“Yes,” he replied. He nodded towards Cynthia, who was sitting on the opposite side from the Brewsters, with the Norman Lloyds and Lyman Risley. “She used to be like a mother to me,” he said. “You know I lost my mother when I was a baby.”
Ellen nodded at him with a look of pity of that marvellous scope which only a woman in whom the maternal slumbers ready to awake can compass. Ellen, looking at the handsome face of the young man, saw quite distinctly in it the face of the little motherless child, and all the tender pity which she would have felt for that child was in her eyes.
“What a beautiful girl she is,” thought the young man. He smiled at her admiringly, loving her look at him, while not in the least understanding it. He had asked to be presented to Ellen from curiosity. He had not been at the exhibition, and had heard the school-master and Risley talking about the valedictory. “I didn't know that you taught anarchy in school, Mr. Harris,” Risley had said. He laughed as he said it, but Harris had colored with an uneasy look at Norman Lloyd, whose face wore an expression of amusement. “Perhaps I should have,” he began, but Lloyd interrupted him. “My dear fellow,” he said, “you don't imagine that any man in his senses could take seriously enough to be annoyed by it that child's effusion on her nice little roll of foolscap tied with her pretty white satin ribbon?”
“She is just as sweet as she can be,” said Mrs. Norman, “and I thought her composition was real pretty. Didn't you, Cynthia?”
“Very,” replied Cynthia.
“What your are worrying about it for, Edward, I don't see,” said Mrs. Norman to the school-master.
“Well, I am glad if it struck you that way,” said he, “but when I heard the applause from all those factory people”—he lowered his voice, since a number were sitting near—“I didn't know, but—” He hesitated.
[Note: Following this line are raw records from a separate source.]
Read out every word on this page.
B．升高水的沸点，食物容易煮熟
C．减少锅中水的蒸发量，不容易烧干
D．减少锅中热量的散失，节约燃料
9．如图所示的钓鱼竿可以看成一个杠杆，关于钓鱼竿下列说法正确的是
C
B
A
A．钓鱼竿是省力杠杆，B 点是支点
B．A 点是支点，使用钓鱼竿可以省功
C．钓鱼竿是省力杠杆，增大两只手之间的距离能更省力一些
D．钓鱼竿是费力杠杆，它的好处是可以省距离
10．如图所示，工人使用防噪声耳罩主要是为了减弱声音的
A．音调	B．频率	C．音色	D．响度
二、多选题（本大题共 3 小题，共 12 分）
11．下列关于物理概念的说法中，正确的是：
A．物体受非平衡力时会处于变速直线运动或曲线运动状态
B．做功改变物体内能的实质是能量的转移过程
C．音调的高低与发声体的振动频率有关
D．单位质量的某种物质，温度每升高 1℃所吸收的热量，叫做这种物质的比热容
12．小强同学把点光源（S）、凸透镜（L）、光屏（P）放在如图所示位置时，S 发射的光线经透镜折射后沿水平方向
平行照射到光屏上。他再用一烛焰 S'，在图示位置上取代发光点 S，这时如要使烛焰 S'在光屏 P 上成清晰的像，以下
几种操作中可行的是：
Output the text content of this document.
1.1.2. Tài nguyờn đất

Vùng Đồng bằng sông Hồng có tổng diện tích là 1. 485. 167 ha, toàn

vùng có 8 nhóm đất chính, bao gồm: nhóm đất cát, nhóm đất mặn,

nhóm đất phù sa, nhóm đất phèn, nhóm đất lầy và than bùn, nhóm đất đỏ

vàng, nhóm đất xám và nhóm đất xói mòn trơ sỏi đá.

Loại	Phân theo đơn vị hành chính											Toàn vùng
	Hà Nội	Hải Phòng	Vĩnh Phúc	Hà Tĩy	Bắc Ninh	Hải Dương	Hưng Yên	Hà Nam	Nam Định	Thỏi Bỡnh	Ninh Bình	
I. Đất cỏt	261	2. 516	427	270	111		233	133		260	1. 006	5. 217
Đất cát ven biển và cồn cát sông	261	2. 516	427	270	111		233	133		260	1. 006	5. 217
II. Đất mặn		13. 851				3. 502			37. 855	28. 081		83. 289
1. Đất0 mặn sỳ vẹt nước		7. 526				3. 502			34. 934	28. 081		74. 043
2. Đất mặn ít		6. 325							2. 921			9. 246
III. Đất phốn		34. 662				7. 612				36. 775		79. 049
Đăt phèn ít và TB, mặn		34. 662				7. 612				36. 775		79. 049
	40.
“That the spark that would fire the mine might be in that pretty little beribboned roll of foolscap,” said Risley, laughing. “Well, it was a very creditable production, and it was written with the energy of conviction. The Czar and that little school-girl would not live long in one country, if she goes on as she has begun.”
It was then that young Lloyd, who had just come in, and was standing beside the school-master, turned eagerly to him, and asked who the girl was, and begged him to present him.
“Perhaps he'll fall in love with her,” said Mrs. Norman, directly, when the two men had gone across the hall in quest of Ellen. Her husband laughed.